SAN DIEGO — Continuing Jfest 2019, the Lyceum’s Main Stage was nearly filled to capacity for Blueish: Jews & The Blues. Not too shabby for a Monday night. This concert featured a Jfest favorite, ethnomusicologist Yale Strom and Hot Pstromi. They were joined by three special guest artists: Blues mavens Robin Henkel, Sue Palmer and Tomcat Courtney.

And what do Jews and the Blues have to do with each other? A lot, actually. Chess Records, a Jazz and Blues label, was started by a family of Polish-Jews. Settling in Detroit after WWII, they were drawn to the Blues. This shouldn’t be surprising. With slavery, racism and persecution playing so great a part in our own history, we do know the troubles they’ve seen.

If you’re too orthodox to listen to kol ishah (the voice of a woman singing), I pity you. Elizabeth Schwartz, in a rich, velvety alto, opened with the traditional Blessing of the Torah and segued into Gershwin’s “It ain’t necessarily so.” Then a rollicking, vivacious klezmer tune set the house on fire and we were off!

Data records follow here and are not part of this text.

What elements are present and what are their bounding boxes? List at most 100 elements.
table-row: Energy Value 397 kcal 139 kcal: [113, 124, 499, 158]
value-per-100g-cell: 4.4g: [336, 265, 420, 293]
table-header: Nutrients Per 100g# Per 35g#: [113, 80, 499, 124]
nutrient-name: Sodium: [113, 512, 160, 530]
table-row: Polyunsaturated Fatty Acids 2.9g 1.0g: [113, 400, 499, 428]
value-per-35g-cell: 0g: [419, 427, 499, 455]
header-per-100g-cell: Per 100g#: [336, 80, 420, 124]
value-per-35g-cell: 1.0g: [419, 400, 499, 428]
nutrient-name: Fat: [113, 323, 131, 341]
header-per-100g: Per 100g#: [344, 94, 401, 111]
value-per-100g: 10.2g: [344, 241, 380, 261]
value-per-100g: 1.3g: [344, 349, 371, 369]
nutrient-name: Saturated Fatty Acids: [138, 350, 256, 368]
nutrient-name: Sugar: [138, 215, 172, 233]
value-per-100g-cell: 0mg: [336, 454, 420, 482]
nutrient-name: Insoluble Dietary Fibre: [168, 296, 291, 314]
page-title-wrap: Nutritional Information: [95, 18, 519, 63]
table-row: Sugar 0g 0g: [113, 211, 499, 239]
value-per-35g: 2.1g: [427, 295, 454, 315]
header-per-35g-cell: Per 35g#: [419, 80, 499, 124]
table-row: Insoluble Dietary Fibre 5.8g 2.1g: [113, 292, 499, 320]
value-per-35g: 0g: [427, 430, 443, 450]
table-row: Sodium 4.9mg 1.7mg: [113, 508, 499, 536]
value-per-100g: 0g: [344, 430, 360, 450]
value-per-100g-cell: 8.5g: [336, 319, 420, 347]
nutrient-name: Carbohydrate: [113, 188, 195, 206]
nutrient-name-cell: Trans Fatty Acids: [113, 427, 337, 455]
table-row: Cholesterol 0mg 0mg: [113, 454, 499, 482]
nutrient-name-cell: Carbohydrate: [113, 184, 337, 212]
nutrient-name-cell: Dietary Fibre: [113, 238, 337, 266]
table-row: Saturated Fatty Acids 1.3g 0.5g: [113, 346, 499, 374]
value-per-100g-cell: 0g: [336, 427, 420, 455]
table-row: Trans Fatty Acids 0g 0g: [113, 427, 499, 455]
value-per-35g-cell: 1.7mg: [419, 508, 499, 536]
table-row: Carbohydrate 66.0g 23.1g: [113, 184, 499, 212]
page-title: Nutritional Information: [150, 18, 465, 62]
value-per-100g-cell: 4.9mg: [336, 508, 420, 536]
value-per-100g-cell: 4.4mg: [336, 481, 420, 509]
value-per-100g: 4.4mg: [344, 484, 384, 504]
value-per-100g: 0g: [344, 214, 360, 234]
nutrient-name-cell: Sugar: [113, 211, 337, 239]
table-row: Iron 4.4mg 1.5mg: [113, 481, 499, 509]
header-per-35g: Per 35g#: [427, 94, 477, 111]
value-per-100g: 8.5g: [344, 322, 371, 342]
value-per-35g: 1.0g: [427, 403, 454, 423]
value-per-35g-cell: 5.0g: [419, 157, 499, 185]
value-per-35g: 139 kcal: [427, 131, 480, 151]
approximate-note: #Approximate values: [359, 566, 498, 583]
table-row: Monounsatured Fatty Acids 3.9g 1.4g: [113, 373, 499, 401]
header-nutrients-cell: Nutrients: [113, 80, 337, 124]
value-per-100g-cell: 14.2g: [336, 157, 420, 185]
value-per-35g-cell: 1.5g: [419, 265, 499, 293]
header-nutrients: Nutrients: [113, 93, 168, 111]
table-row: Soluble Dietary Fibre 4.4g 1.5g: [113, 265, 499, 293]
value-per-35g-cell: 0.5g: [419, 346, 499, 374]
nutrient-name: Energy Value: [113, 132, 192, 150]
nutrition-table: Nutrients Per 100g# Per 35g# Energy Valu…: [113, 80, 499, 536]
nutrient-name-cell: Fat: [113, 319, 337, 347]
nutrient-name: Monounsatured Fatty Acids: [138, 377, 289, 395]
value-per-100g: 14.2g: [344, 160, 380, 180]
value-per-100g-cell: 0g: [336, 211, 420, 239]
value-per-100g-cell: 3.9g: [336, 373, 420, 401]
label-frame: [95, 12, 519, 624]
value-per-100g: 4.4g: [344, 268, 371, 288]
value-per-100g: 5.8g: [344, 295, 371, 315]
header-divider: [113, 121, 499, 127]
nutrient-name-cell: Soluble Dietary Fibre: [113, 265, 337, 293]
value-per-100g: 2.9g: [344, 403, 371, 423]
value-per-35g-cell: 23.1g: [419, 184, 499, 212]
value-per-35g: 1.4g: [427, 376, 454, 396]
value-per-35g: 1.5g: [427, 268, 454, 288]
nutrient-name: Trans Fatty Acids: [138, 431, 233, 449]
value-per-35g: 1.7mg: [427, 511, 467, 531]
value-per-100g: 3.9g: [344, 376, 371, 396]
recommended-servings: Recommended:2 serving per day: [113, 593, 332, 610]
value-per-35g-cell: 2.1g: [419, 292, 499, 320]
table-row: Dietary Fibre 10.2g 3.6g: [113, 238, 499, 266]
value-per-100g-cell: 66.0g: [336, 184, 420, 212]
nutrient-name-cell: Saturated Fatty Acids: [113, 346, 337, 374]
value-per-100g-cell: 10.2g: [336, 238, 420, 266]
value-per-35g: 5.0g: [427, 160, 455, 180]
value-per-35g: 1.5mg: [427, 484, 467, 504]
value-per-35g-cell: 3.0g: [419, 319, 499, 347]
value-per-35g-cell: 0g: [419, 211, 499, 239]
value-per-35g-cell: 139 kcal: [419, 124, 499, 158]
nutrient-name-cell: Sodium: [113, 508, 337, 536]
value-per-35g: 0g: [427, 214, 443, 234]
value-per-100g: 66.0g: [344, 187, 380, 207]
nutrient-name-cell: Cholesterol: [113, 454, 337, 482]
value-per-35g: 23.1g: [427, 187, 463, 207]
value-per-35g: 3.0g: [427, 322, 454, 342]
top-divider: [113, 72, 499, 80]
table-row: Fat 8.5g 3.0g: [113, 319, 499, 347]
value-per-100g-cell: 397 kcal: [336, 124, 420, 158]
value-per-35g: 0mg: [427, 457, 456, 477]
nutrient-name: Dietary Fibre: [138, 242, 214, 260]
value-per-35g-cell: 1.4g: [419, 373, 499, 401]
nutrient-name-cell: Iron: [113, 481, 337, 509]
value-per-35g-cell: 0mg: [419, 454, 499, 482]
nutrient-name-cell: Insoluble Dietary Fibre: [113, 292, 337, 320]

Not all klezmer tunes come from bygone generations. “Children, come on” was an original by Strom. It had a dark mystique like something you’d hear in Birdland. All I needed was a glass of bourbon to complete the picture.

Blues guitarist Robin Henkel, clad in the baggiest, yellowest suit I’ve ever seen, transported us to the Mississippi Delta with a tribute to Muddy Waters. And Sue Palmer didn’t need all those sequins to sparkle. She did that with the Slide Piano of Fats Waller on a baby grand.

The charmingly humorous Tomcat Courtney first got into showbiz as a hoofer at fourteen. Growing up in western Texas, he saw the bent over bodies of the cotton pickers and decided that wasn’t for him. After so many years in entertainment, he can name drop legendary figures that he’s personally worked with such as Bojangles Robinson.

In the last number, we were invited to sing along to Leadbelly’s “We’re gonna tear Hitler down.” Inspired by the old Negro spirituals, the message resonates across a spectrum of peoples and certainly with us.

Once again, we’re living in a time of rising anti-Semitism. We’ve endured terrorist attacks in Pittsburgh and Poway, Nazi graffiti in La Jolla and other hate crimes.  Our first instinct might be to hide our Stars of David, not be too obviously Jewish for our own protection. But now is not the time to hide. These threats make it that much more important to celebrate who we are.  We need to be joyfully Jewish, to laugh, to sing and to dance. And we need to invite others to celebrate with us. This is how we defeat the haters, not by keeping quiet but by making noise. And the joyful noises we make will ring louder and stronger than hateful venom ever could.

Jfest continues with one final concert, The Klezmer Accordion at the Museum of Making Music in Carlsbad on Thursday, July 11, 7:30 p.m.